A new mosaic at Wading River School is doing more than brightening a courtyard. It is putting student art at the center of a school space built around literacy, creativity and pride, with several children’s original animal drawings incorporated into the finished installation.
Elementary students marked the project’s completion with a dedication ceremony in the library courtyard on June 11, where the Shoreham-Wading River Central School District said students and staff gathered to thank the people who helped bring Wild About Reading to life. The colorful mosaic was created through a partnership with Artist in Residence Joshua Winer, whose work in murals, mosaics and public art spans more than 20 years and includes school projects.
The district invited students to submit original animal drawings for the project, tying the artwork directly to the reading theme. Several designs were selected and woven into the final mosaic, giving the installation a student-made element that will remain visible in the building long after the ceremony ended. By placing the piece in the library courtyard, the school linked visual art with reading in a space where children already gather around books and learning.

Wading River School is the easternmost school in the Shoreham-Wading River district and the only one located in the town of Riverhead. The one-level building sits on 9.6 acres and currently serves more than 400 students in grades 3 through 5, making the mosaic a daily fixture for a sizeable elementary community in Suffolk County.

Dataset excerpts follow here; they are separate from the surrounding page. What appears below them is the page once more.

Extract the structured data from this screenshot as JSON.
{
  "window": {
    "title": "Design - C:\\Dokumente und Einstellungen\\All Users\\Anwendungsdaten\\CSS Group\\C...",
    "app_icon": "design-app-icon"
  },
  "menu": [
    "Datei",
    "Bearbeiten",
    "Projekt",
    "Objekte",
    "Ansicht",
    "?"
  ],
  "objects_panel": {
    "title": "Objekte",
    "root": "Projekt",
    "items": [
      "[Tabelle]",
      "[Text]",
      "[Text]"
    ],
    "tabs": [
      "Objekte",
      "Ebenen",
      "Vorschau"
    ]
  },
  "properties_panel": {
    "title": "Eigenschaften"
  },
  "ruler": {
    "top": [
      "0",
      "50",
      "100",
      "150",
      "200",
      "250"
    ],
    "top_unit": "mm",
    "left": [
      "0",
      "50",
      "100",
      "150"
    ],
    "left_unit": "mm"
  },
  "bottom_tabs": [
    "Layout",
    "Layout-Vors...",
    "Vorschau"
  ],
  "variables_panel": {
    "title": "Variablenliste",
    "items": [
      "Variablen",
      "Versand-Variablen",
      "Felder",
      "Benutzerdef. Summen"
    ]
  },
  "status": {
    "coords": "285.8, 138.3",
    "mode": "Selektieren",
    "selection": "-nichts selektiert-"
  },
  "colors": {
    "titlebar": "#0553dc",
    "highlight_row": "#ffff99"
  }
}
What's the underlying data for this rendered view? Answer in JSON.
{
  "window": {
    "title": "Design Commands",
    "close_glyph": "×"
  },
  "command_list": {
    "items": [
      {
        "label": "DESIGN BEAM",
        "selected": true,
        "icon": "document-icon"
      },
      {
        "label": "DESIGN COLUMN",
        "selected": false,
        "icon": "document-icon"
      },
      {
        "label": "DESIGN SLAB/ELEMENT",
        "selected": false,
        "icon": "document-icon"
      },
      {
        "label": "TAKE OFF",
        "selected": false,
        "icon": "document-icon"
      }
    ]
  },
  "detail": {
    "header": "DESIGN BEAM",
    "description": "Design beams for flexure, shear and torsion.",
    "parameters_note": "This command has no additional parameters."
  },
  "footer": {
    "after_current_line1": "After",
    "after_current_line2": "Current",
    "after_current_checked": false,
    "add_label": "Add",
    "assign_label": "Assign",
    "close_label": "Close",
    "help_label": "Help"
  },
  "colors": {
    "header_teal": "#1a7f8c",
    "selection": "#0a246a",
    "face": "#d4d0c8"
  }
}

The district has used Winer before on campus art, and that history helps frame the new project as part of a larger approach to shaping school identity through shared creative work. A 2022 district presentation described a tile mosaic project with Winer as a multi-year effort involving children, staff, parents and the community. A prior district story about another Wading River School mural said the planning, creation and installation reflected Principal Lou Parrinello’s philosophy, “Let’s Make It a Great Day!”

Taken together, the projects show a school using art as place-making. At Wading River, the mosaic is not just decoration. It is a public marker of student ownership, a celebration of reading, and a sign that the school’s shared spaces are being built with the community’s children inside them.